Serotonin receptors have also been suggested to play a role in secondary hyperalgesia in animal models (e.g., [8183]). However, there are no studies on the relation between serotonin polymorphisms and hyperalgesia in humans. Since there is a general lack of studies on the relation between polymorphisms and thermal hyperalgesia in healthy participants, further studies are highly encouraged to pursuit this area.

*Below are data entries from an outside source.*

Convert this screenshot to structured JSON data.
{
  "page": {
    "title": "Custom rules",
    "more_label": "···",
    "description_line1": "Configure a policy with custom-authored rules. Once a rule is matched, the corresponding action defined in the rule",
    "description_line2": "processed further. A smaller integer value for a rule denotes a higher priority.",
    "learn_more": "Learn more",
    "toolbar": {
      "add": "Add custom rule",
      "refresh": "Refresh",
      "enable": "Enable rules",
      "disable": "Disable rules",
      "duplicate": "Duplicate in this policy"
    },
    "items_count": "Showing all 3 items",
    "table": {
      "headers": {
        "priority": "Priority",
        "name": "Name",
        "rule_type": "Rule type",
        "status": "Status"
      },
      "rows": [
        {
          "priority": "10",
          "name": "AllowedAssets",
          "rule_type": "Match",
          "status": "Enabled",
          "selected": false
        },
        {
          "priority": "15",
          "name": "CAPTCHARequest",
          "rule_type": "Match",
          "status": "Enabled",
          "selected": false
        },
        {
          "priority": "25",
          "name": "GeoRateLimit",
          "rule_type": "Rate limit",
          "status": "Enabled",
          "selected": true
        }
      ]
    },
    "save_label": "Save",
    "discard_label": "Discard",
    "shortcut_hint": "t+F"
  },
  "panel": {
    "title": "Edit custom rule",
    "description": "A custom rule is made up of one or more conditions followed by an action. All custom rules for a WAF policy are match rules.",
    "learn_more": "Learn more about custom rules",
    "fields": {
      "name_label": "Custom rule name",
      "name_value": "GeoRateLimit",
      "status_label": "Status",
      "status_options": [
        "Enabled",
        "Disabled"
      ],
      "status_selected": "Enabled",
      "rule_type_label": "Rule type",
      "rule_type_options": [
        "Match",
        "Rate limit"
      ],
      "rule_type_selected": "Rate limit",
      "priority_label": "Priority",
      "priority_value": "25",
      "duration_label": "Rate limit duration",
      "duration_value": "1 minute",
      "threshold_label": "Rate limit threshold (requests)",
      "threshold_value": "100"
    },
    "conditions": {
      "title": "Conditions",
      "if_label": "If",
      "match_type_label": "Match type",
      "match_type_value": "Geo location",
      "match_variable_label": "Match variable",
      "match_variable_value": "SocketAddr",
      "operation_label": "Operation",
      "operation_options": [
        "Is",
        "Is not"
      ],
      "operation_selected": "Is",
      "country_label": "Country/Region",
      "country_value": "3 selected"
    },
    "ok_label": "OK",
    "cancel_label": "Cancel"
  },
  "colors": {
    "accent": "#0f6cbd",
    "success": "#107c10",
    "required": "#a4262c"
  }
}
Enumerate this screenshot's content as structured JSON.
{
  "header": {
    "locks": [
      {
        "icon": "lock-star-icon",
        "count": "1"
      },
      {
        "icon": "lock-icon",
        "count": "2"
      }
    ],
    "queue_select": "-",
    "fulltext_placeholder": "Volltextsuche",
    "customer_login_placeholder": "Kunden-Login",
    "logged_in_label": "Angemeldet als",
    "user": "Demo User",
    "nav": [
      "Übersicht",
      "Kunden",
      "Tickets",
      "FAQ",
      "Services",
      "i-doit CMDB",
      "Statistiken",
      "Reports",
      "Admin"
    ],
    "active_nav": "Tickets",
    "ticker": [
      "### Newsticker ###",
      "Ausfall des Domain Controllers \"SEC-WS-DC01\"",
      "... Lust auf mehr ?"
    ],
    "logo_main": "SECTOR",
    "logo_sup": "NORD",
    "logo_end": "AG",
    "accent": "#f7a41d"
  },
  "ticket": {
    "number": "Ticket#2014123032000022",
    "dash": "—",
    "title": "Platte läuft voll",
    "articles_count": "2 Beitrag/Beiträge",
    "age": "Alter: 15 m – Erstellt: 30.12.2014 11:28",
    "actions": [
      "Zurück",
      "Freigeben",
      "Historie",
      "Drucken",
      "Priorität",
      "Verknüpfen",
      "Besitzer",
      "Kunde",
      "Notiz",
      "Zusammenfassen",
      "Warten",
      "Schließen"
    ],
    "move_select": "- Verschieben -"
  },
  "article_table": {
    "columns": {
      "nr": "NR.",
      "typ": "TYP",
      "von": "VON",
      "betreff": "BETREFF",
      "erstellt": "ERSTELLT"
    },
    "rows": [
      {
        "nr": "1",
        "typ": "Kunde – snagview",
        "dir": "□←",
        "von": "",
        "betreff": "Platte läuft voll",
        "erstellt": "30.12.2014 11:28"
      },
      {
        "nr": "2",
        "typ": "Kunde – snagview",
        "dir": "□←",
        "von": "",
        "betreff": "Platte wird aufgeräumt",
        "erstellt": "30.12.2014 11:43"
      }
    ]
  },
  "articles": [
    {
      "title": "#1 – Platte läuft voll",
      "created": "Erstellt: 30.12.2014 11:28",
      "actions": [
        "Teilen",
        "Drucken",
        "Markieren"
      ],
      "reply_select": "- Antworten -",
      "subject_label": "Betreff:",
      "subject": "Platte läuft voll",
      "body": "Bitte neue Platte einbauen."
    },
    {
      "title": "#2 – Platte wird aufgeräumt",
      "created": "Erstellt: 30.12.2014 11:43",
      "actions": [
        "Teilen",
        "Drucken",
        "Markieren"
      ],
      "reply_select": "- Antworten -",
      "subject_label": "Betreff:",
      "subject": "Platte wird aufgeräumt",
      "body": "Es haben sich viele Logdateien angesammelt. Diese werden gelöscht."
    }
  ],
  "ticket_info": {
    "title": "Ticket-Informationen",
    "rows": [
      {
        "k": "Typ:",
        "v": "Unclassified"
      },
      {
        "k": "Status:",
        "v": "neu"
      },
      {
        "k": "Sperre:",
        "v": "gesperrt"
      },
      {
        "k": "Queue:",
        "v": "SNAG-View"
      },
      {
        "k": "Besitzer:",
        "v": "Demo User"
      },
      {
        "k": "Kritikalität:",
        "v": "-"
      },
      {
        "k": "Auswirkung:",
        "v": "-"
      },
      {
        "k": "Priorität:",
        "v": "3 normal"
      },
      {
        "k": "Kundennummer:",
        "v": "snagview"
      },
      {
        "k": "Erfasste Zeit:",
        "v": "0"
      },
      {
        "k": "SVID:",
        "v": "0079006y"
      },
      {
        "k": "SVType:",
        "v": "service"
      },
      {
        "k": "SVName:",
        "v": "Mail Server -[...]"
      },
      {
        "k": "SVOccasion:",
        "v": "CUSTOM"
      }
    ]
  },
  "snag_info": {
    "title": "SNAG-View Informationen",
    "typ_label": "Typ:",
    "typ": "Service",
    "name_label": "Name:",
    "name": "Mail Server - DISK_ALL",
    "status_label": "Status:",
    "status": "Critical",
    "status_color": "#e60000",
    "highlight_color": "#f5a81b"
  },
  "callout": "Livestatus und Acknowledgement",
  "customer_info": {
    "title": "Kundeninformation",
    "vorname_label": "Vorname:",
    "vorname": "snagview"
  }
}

As whole genome sequencing has become more cost efficient, it is now easier to examine the effect of genetic variants on pain phenotypes. However, it has to be done in a standardized and systematic way, minimizing differences in methodologies and data analysis between studies, to achieve a better understanding of the relation between pain and genetic variations. Since experimental pain sensitivity is known to be a predictor for pain pathologies, better understanding of the genetics behind experimental pain might have an important contribution to the understanding of clinical pain states. Thus, increased understanding of pain-related genetic influences may identify new targets for therapies and treatments.

Conflict of Interests

The authors declare that there is no conflict of interests regarding the publication of this paper.